Natascha Strobl, Expertin für
Rechtsextremismus
Unter den vielen Posts finden sich zudem zahlreiche antisemitische Aussagen. «Philosemitisch», ein Begriff, der eine positive Einstellung zum Judentum beschreibt, wird abwertend benutzt; es wird eine «Judaisierung des Christentums» und die «dynamische jüdische Prägung und Verklammerung» der USA beklagt. Islamismus hingegen sei «eine unheilige Allianz zwischen radikalen Muslimen und ultraliberalen Europäern/Amerikanern, durch logenartige Netzwerke vorbereitet und in die Wege geleitet.»
Am 15. September 2024 veröffentlicht Spieth auf Facebook einen Text, in dem vieles vom bisher Aufgeführten zusammenkommt – der Nationalismus, das Völkische, die Faszination mit männlicher Stärke und Umsturzfantasien. Über einen Artikel zu Geflüchteten schreibt er: «Der germanische Zorn ist nicht verschwunden, er schläft. Wehe, wenn er aufgeweckt wird! 10 bis 20 nichtassimilierte Biodeutsche, im Bunde mit moderner (Wehr-) Technik, sind zu (fast) allem in der Lage. Was Israel recht ist, sollte uns billig sein. Wenn, wenn unsere jetzt noch unterdrückten maskulinen Instinkte losgelassen werden (…).»

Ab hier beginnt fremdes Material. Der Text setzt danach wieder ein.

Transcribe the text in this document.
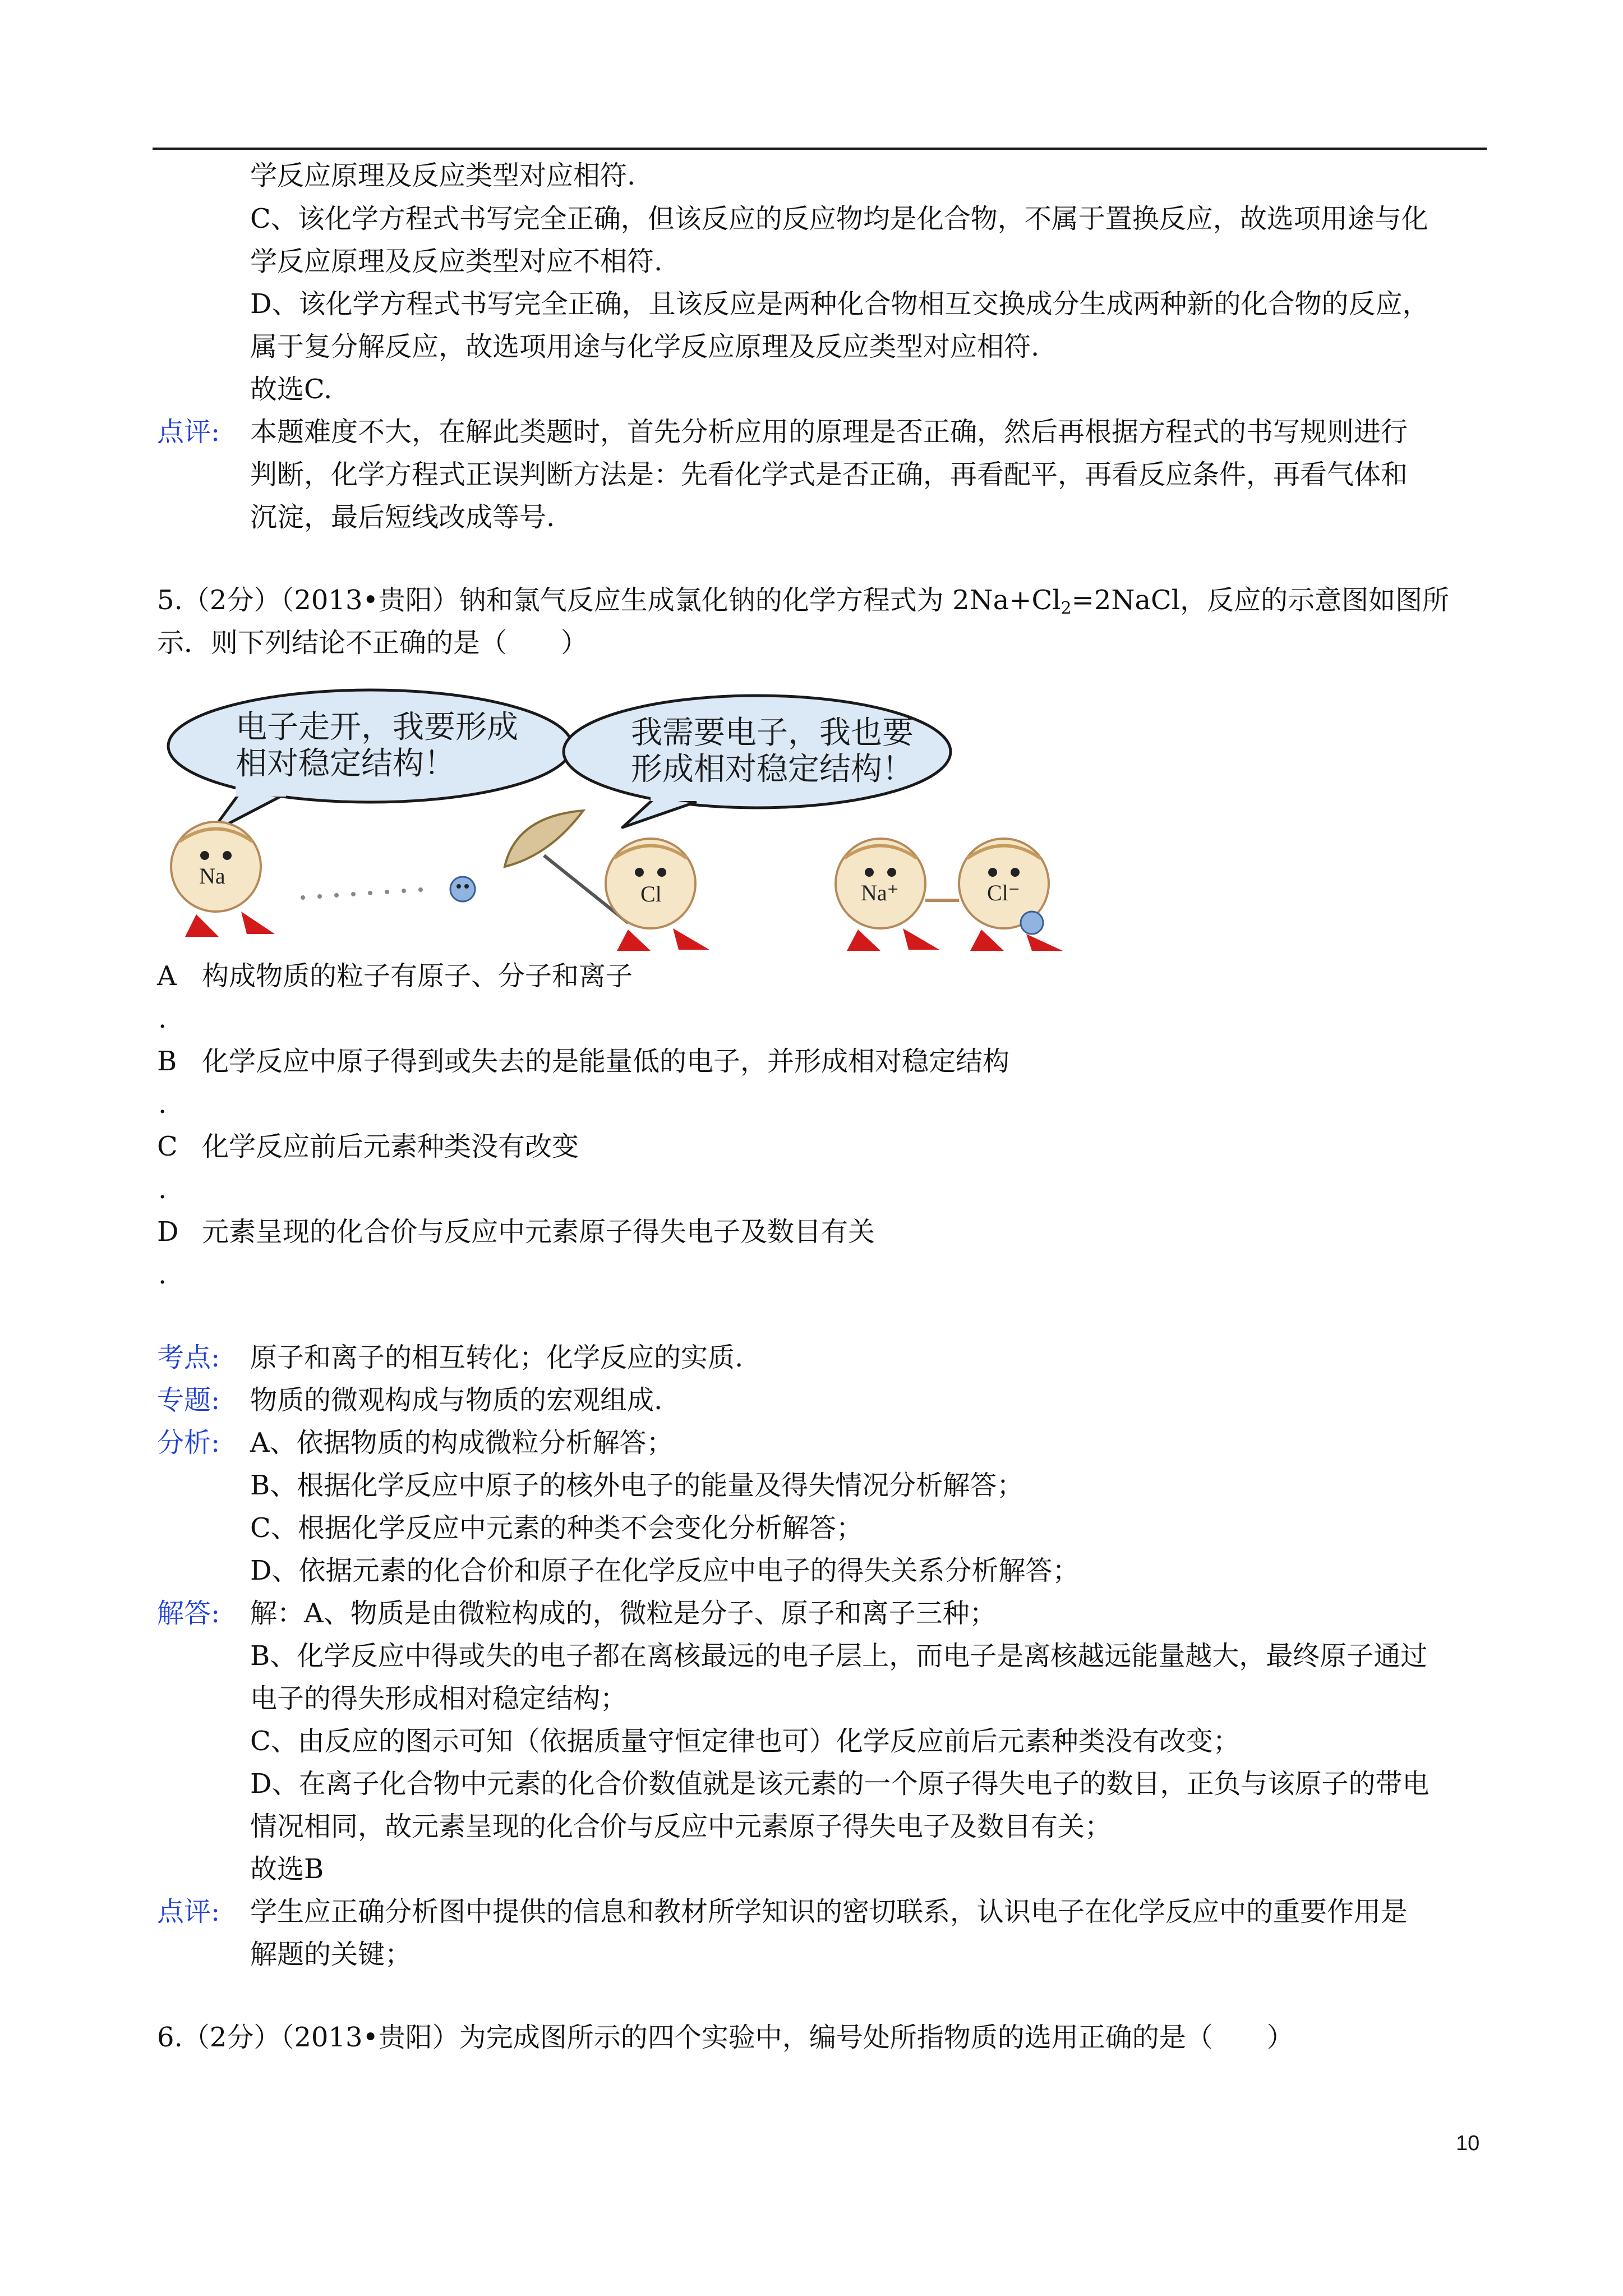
学反应原理及反应类型对应相符.
C、该化学方程式书写完全正确，但该反应的反应物均是化合物，不属于置换反应，故选项用途与化
学反应原理及反应类型对应不相符.
D、该化学方程式书写完全正确，且该反应是两种化合物相互交换成分生成两种新的化合物的反应，
属于复分解反应，故选项用途与化学反应原理及反应类型对应相符.
故选C.
点评: 本题难度不大，在解此类题时，首先分析应用的原理是否正确，然后再根据方程式的书写规则进行
判断，化学方程式正误判断方法是：先看化学式是否正确，再看配平，再看反应条件，再看气体和
沉淀，最后短线改成等号.
5.（2分）（2013•贵阳）钠和氯气反应生成氯化钠的化学方程式为 $2Na+Cl_2=2NaCl$，反应的示意图如图所
示．则下列结论不正确的是（　　）
电子走开，我要形成
相对稳定结构！
我需要电子，我也要
形成相对稳定结构！
Na
Cl	Na⁺	Cl⁻
A 构成物质的粒子有原子、分子和离子
.
B 化学反应中原子得到或失去的是能量低的电子，并形成相对稳定结构
.
C 化学反应前后元素种类没有改变
.
D 元素呈现的化合价与反应中元素原子得失电子及数目有关
.
考点: 原子和离子的相互转化；化学反应的实质.
专题: 物质的微观构成与物质的宏观组成.
分析: A、依据物质的构成微粒分析解答；
B、根据化学反应中原子的核外电子的能量及得失情况分析解答；
C、根据化学反应中元素的种类不会变化分析解答；
D、依据元素的化合价和原子在化学反应中电子的得失关系分析解答；
解答: 解：A、物质是由微粒构成的，微粒是分子、原子和离子三种；
B、化学反应中得或失的电子都在离核最远的电子层上，而电子是离核越远能量越大，最终原子通过
电子的得失形成相对稳定结构；
C、由反应的图示可知（依据质量守恒定律也可）化学反应前后元素种类没有改变；
D、在离子化合物中元素的化合价数值就是该元素的一个原子得失电子的数目，正负与该原子的带电
情况相同，故元素呈现的化合价与反应中元素原子得失电子及数目有关；
故选B
点评: 学生应正确分析图中提供的信息和教材所学知识的密切联系，认识电子在化学反应中的重要作用是
解题的关键；
6.（2分）（2013•贵阳）为完成图所示的四个实验中，编号处所指物质的选用正确的是（　　）
10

Die AZ hat Gottfried Spieth mit allen hier zitierten Posts konfrontiert. Im persönlichen Gespräch mit der AZ streitet er nicht ab, der Verfasser der Posts zu sein. Rassismus, Antisemitismus oder rechtsextremes Gedankengut könne er darin aber nicht erkennen (siehe Box 1).
Das sagt Gottfried Spieth zu den Vorwürfen (Box 1)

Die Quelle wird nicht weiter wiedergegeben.